Towards the end of his sentence as an open prisoner, he was able to complete a degree in sport and exercise science.
He was finally released in 2004 after serving more than 10 years for armed robbery, possession of a firearm and intimidation of witnesses.
But he had to find his own accommodation on his first night out of prison with no help from anyone.
That many prisoners leave with only £46 in their pocket and nowhere to go is one of the reasons Munday cites for prisoners turning back to crime.
"Make sure they've got somewhere to go when they are actually released, deal with it whilst they are still in prison, get their benefits while they are still in prison, because you've got people walking out the gate - they've got nowhere to go.
"They are being set up to fail straight away," he said.
Dr Thom Brooks of Durham University, who has written books about crime and punishment, says people are far less likely to commit crime if they see themselves "as having a stake in society".
Munday agrees: "We need housing, we need jobs, but most of all people need food and they need to feel part of something."

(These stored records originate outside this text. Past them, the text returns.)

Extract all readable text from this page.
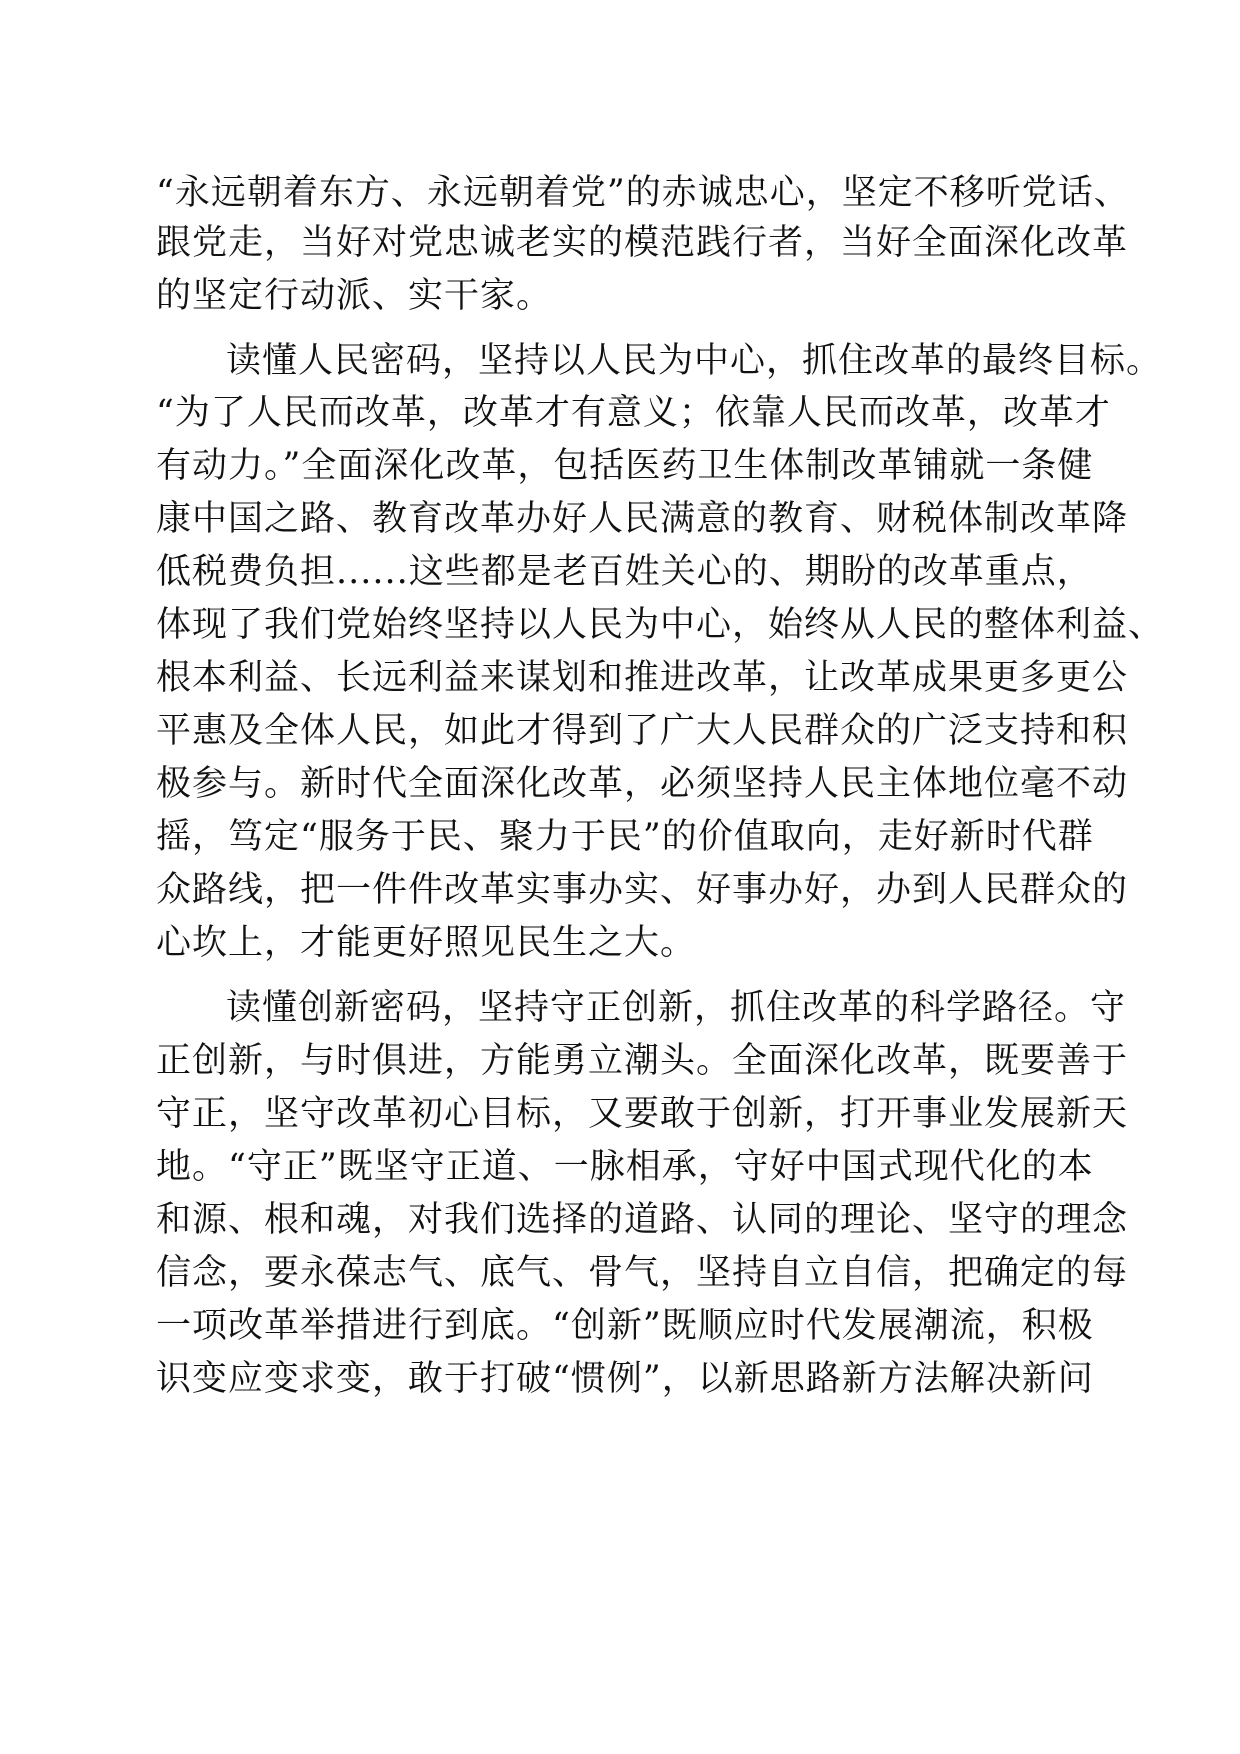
“永远朝着东方、永远朝着党”的赤诚忠心，坚定不移听党话、
跟党走，当好对党忠诚老实的模范践行者，当好全面深化改革
的坚定行动派、实干家。
读懂人民密码，坚持以人民为中心，抓住改革的最终目标。
“为了人民而改革，改革才有意义；依靠人民而改革，改革才
有动力。”全面深化改革，包括医药卫生体制改革铺就一条健
康中国之路、教育改革办好人民满意的教育、财税体制改革降
低税费负担......这些都是老百姓关心的、期盼的改革重点，
体现了我们党始终坚持以人民为中心，始终从人民的整体利益、
根本利益、长远利益来谋划和推进改革，让改革成果更多更公
平惠及全体人民，如此才得到了广大人民群众的广泛支持和积
极参与。新时代全面深化改革，必须坚持人民主体地位毫不动
摇，笃定“服务于民、聚力于民”的价值取向，走好新时代群
众路线，把一件件改革实事办实、好事办好，办到人民群众的
心坎上，才能更好照见民生之大。
读懂创新密码，坚持守正创新，抓住改革的科学路径。守
正创新，与时俱进，方能勇立潮头。全面深化改革，既要善于
守正，坚守改革初心目标，又要敢于创新，打开事业发展新天
地。“守正”既坚守正道、一脉相承，守好中国式现代化的本
和源、根和魂，对我们选择的道路、认同的理论、坚守的理念
信念，要永葆志气、底气、骨气，坚持自立自信，把确定的每
一项改革举措进行到底。“创新”既顺应时代发展潮流，积极
识变应变求变，敢于打破“惯例”，以新思路新方法解决新问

Policy Exchange agrees that housing is essential, but that the establishment of real work in prison, literacy and numeracy courses and a major clampdown on drugs in prison are vital too.
Munday believes ex-prisoners like him and organisations such as St Giles can make a difference to the lives of prisoners and stop them reoffending - which is in everyone's interest.
"I'm not the greatest role model in the world and I've made a lot more mistakes than most, but despite that I still made the changes in my life.
"I've got a house, I've got a family I love and who love me and I might not have the finances or everything else but I'm quite relaxed with my life now."